La tragedia de Macbeth


Hijo.- ¿Qué es un traidor?
Lady Macduff.- Pues uno que jura y miente.
Hijo.- ¿Y son traidores todos los que hacen eso?
Lady Macduff.- Quienquiera que lo haga es un traidor, y debe ser ahorcado.
Hijo.- ¿Y debe ahorcarse a cuantos juran y mienten?
Lady Macduff.- A todos.
Hijo.- ¿Quién debe ahorcarlos?
Lady Macduff.- Pues los hombres de bien.


Acto IV, Escena II (trad. Luis Astrana Marin)



Todos, quien más quien menos, tenemos alguna idea relacionada con el personaje de Macbeth que cobró fama gracias a la pluma de William Shakespeare quien basándose en personajes reales históricos pertenecientes a la lejana Escocia (tanto física como temporalmente habida cuenta que la tragedia se estrenó en Inglaterra en 1606) nos ofrece una pieza teatral muy breve (cinco actos que en edición tipo biblia de Aguilar no alcanzan sesenta páginas aún con las referencias y anotaciones del traductor), dotada de una fuerza inusitada en los personajes y sus acciones violentas que se concatenan en una sucesión de crímenes a cual más horrendo encaminados a satisfacer una ambición que tan sólo el poder absoluto podrá colmar adecuadamente.

Queda así pues Macbeth en la memoria como ejemplo de una ambición desmesurada si nos atenemos únicamente a las muchas referencias que hallamos por doquier y si acaso ampliamos a Lady Macbeth la designa de ejemplo de consorte tan o más hambrienta de poder que su esposo jurándose ejercer sobre el varón toda la influencia que su indudable talento para la argucia y la estrategia criminal señalarán el camino para satisfacer la ambición que ya será de ambos.

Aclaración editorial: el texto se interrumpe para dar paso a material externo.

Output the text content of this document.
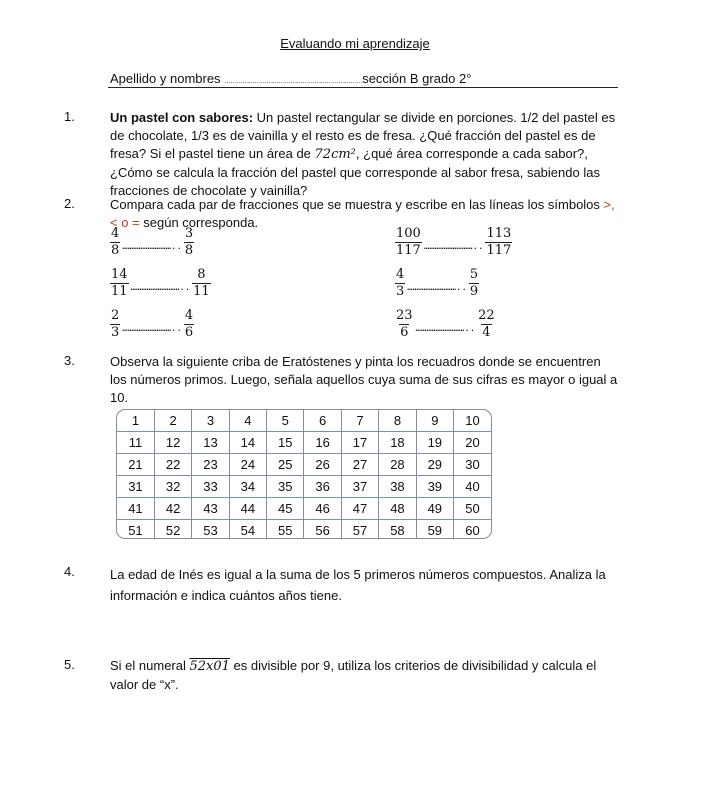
Evaluando mi aprendizaje
Apellido y nombres ……………………………………………………………sección B grado 2°
1.	Un pastel con sabores: Un pastel rectangular se divide en porciones. 1/2 del pastel es de chocolate, 1/3 es de vainilla y el resto es de fresa. ¿Qué fracción del pastel es de fresa? Si el pastel tiene un área de 72cm², ¿qué área corresponde a cada sabor?, ¿Cómo se calcula la fracción del pastel que corresponde al sabor fresa, sabiendo las fracciones de chocolate y vainilla?
2.	Compara cada par de fracciones que se muestra y escribe en las líneas los símbolos >,< o = según corresponda.
$\frac{4}{8}$ ……………………….. $\frac{3}{8}$	$\frac{100}{117}$ ……………………….. $\frac{113}{117}$
$\frac{14}{11}$ ……………………….. $\frac{8}{11}$	$\frac{4}{3}$ ……………………….. $\frac{5}{9}$
$\frac{2}{3}$ ……………………….. $\frac{4}{6}$	$\frac{23}{6}$ ……………………….. $\frac{22}{4}$
3.	Observa la siguiente criba de Eratóstenes y pinta los recuadros donde se encuentren los números primos. Luego, señala aquellos cuya suma de sus cifras es mayor o igual a 10.
1	2	3	4	5	6	7	8	9	10
11	12	13	14	15	16	17	18	19	20
21	22	23	24	25	26	27	28	29	30
31	32	33	34	35	36	37	38	39	40
41	42	43	44	45	46	47	48	49	50
51	52	53	54	55	56	57	58	59	60
4.	La edad de Inés es igual a la suma de los 5 primeros números compuestos. Analiza la
información e indica cuántos años tiene.
5.	Si el numeral 52x01 es divisible por 9, utiliza los criterios de divisibilidad y calcula el
valor de “x”.
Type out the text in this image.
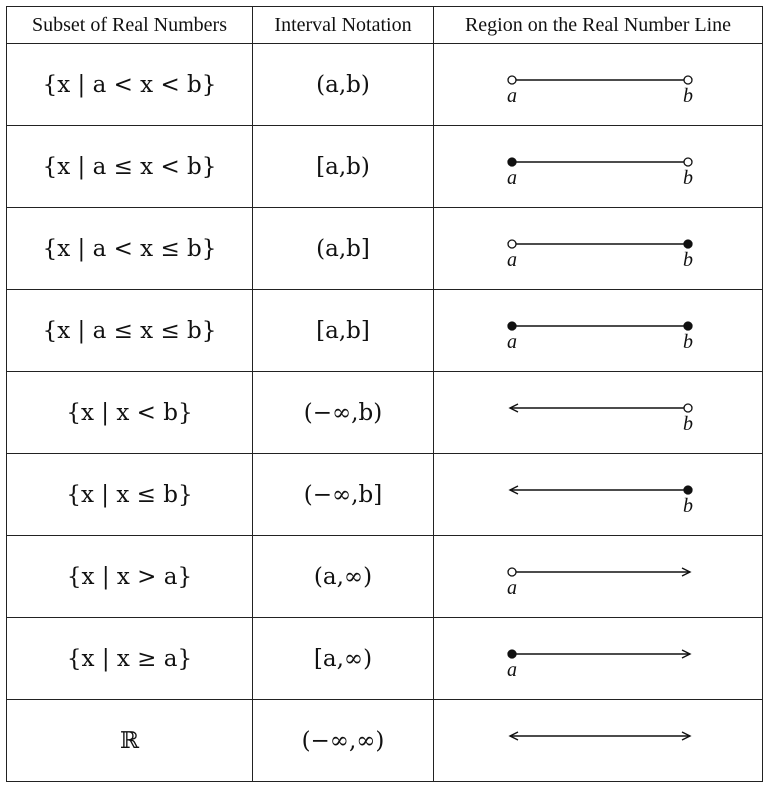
Subset of Real Numbers	Interval Notation	Region on the Real Number Line
{x | a < x < b}	(a,b)	a b

{x | a ≤ x < b}	[a,b)	a b

{x | a < x ≤ b}	(a,b]	a b

{x | a ≤ x ≤ b}	[a,b]	a b

{x | x < b}	(−∞,b)	b

{x | x ≤ b}	(−∞,b]	b

{x | x > a}	(a,∞)	a

{x | x ≥ a}	[a,∞)	a

ℝ	(−∞,∞)	
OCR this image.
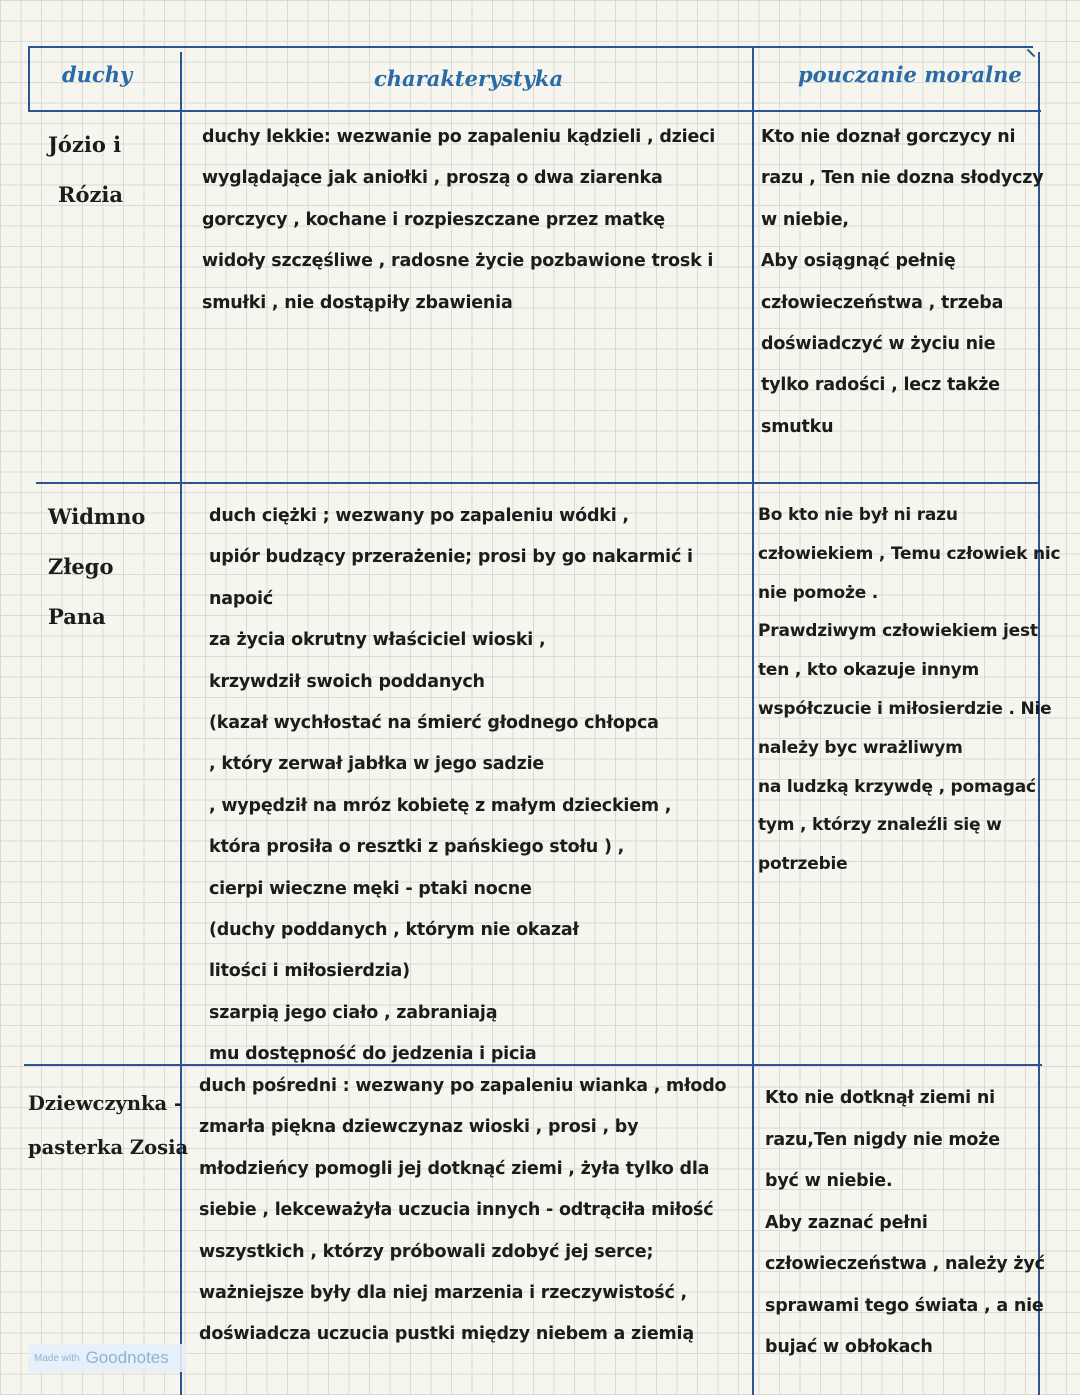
duchy	charakterystyka	pouczanie moralne
Józio i
Rózia
duchy lekkie: wezwanie po zapaleniu kądzieli , dzieci
wyglądające jak aniołki , proszą o dwa ziarenka
gorczycy , kochane i rozpieszczane przez matkę
widoły szczęśliwe , radosne życie pozbawione trosk i
smułki , nie dostąpiły zbawienia
Kto nie doznał gorczycy ni
razu , Ten nie dozna słodyczy
w niebie,
Aby osiągnąć pełnię
człowieczeństwa , trzeba
doświadczyć w życiu nie
tylko radości , lecz także
smutku
Widmno
Złego
Pana
duch ciężki ; wezwany po zapaleniu wódki ,
upiór budzący przerażenie; prosi by go nakarmić i
napoić
za życia okrutny właściciel wioski ,
krzywdził swoich poddanych
(kazał wychłostać na śmierć głodnego chłopca
, który zerwał jabłka w jego sadzie
, wypędził na mróz kobietę z małym dzieckiem ,
która prosiła o resztki z pańskiego stołu ) ,
cierpi wieczne męki - ptaki nocne
(duchy poddanych , którym nie okazał
litości i miłosierdzia)
szarpią jego ciało , zabraniają
mu dostępność do jedzenia i picia
Bo kto nie był ni razu
człowiekiem , Temu człowiek nic
nie pomoże .
Prawdziwym człowiekiem jest
ten , kto okazuje innym
współczucie i miłosierdzie . Nie
należy byc wrażliwym
na ludzką krzywdę , pomagać
tym , którzy znaleźli się w
potrzebie
Dziewczynka -
pasterka Zosia
duch pośredni : wezwany po zapaleniu wianka , młodo
zmarła piękna dziewczynaz wioski , prosi , by
młodzieńcy pomogli jej dotknąć ziemi , żyła tylko dla
siebie , lekceważyła uczucia innych - odtrąciła miłość
wszystkich , którzy próbowali zdobyć jej serce;
ważniejsze były dla niej marzenia i rzeczywistość ,
doświadcza uczucia pustki między niebem a ziemią
Kto nie dotknął ziemi ni
razu,Ten nigdy nie może
być w niebie.
Aby zaznać pełni
człowieczeństwa , należy żyć
sprawami tego świata , a nie
bujać w obłokach
Made with Goodnotes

En manos de otro dramaturgo los acontecimientos que originarán las profecías de tres brujas que no fueron llamadas y dejaron simientes en las almas de Macbeth y su amigo Banquo (que históricamente es antepasado de la dinastía de los Estuardo, gobernantes que fueron de Escocia y de Inglaterra) cuando al primero le auguran que será rey de Escocia y al segundo que sin serlo engendrará dinastía real, podría ser la base para un drama de luchas fraticidas muy realista, un argumento básicamente conocido por el público inglés de la época, pero el Bardo por excelencia no se queda ahí y amplía la psicología de los personajes gracias a un trabajo exhaustivo que adorna y completa el interés que provocan Macbeth y su esposa mediante una amplia panoplia en la que todo encaja para causar cambios en las decisiones que tomarán y más en el efecto que sus acciones provocarán en ellos mismos y todo ello sin abandonar un hálito fatalista porque el observador, en este momento más ávido lector que espectador teatral, no puede olvidar que las malvadas nigrománticas no han hecho más que anunciar posibilidades, que no certezas con lo cual el albedrío sigue libre y su deriva de maldad viene dada por la voluntad y ése error de juicio permanece ostensiblemente diáfano durante toda la tragedia, que lo es porque nos relata, como es habitual, un fatum que podría haber sido muy distinto.

No es habitual leer obras de teatro y aún menos los clásicos; aún siendo teatrero confeso, hasta ahora no había leído Macbeth pese a disponer de la magnífica edición de Aguilar de las obras completas desde que la conseguí en mercado de ocasión en septiembre de 1993, así que no puedo exigir conocimiento previo a nadie, pero me animo a invitar a su lectura como paso previo a la contemplación de alguna versión cinematográfica, que las hay, como veremos en otro momento y otro día.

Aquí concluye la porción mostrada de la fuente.